Recipes for all the proteins that are needed by an organism are described in its genes which are encoded in DNA. In order to create a new protein, a copy of the DNA recipe must first be transcribed into RNA and this transcript is subsequently translated into protein. Since different proteins are used in different cell-types and at different times, the process of creating new proteins must be tightly regulated. The first step in this process is mainly regulated by transcription factors which bind to specific sequence patterns in the DNA and help recruit the transcriptional apparatus to the start of the gene and initiate transcription. An important step in elucidating the gene regulatory networks of an organism is thus to determine which sequence pattern each transcription factor binds to (the binding motif) and also the sites where they bind.
Although such motifs and binding sites are best determined experimentally, computational tools for motif discovery seem to offer a convenient, fast and costeffective alternative to experimental methods. Hundreds of software programs have therefore been developed for this purpose. These tools can broadly be divided into two classes: motif scanning tools rely on predefined models of binding motifs and search sequences for matches to these motifs in order to identify potential binding sites. De novo motif discovery methods, on the other hand, aim to find new motifs and binding sites without such prior knowledge by looking for overrepresented patterns in sequences believed to be regulated by common factors.

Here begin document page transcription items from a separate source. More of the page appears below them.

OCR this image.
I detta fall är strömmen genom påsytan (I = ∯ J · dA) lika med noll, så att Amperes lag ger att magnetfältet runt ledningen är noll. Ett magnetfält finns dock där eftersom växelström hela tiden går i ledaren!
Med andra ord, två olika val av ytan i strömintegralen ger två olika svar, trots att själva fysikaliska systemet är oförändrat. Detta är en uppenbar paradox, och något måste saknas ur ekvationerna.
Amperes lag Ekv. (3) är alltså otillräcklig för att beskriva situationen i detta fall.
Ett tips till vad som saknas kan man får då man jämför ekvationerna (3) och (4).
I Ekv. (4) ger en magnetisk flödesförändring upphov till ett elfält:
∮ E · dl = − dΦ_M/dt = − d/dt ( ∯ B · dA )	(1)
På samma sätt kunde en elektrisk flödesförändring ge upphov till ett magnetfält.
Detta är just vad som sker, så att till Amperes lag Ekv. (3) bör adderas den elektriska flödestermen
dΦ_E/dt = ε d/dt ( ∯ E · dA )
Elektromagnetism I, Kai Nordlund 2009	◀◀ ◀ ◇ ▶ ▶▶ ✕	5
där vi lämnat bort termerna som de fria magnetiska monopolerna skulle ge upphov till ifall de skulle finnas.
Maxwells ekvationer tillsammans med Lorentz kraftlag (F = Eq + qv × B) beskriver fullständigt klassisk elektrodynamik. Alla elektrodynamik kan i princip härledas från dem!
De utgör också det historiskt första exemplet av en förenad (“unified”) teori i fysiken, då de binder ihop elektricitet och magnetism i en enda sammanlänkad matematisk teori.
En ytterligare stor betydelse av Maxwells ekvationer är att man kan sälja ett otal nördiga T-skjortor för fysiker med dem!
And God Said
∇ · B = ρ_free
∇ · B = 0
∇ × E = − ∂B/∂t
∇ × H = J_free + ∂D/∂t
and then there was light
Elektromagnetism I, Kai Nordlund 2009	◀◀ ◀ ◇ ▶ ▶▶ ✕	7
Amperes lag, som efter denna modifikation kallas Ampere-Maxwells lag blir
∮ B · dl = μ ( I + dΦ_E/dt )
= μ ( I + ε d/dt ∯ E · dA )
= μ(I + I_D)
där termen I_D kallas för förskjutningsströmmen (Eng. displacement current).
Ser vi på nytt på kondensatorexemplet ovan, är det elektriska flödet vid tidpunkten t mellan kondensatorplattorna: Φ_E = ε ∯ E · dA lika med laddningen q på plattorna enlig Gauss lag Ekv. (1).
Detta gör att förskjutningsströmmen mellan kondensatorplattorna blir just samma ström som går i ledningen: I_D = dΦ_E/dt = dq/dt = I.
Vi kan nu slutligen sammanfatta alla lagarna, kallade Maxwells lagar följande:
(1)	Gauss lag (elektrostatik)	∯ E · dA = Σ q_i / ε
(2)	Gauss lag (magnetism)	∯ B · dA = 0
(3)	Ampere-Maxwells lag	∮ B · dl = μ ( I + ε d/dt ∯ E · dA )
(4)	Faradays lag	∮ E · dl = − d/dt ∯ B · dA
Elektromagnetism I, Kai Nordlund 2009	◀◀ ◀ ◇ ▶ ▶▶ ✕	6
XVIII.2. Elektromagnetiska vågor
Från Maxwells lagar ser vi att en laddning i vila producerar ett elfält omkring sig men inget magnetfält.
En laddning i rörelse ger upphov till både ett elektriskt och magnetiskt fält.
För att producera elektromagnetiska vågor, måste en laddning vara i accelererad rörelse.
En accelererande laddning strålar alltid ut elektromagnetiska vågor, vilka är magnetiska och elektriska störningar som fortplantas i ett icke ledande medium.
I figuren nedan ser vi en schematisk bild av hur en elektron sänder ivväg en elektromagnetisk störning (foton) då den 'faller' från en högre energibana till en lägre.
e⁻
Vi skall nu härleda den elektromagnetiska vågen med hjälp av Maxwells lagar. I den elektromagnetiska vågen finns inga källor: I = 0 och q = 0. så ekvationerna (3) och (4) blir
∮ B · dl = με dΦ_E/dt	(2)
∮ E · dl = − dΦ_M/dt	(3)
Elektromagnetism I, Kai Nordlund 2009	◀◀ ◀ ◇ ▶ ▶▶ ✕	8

However, independent assessment studies of computational motif discovery tools have shown that the performance of these methods is limited, especially with respect to predicting functionally active binding sites in real genomic sequences. One reason for this is that most of these tools only base their predictions on information in the DNA sequence itself, but many other aspects besides the presence of a binding motif can influence whether a transcription factor will actually be able to bind and exert its regulatory function, including for instance the local chromatin conformation around the binding site or the presence of cooperative factors binding nearby.
More recent approaches have demonstrated that binding site predictions can be improved by also considering additional information related to e.g. phylogenetic conservation, nucleosome occupancy, DNase hypersensitive sites, epigenetic features, gene expression and transcription factor interactions. To this end we have developed a new software workbench which is able to integrate additional information from a variety of sources into the motif discovery process in a coherent and flexible way.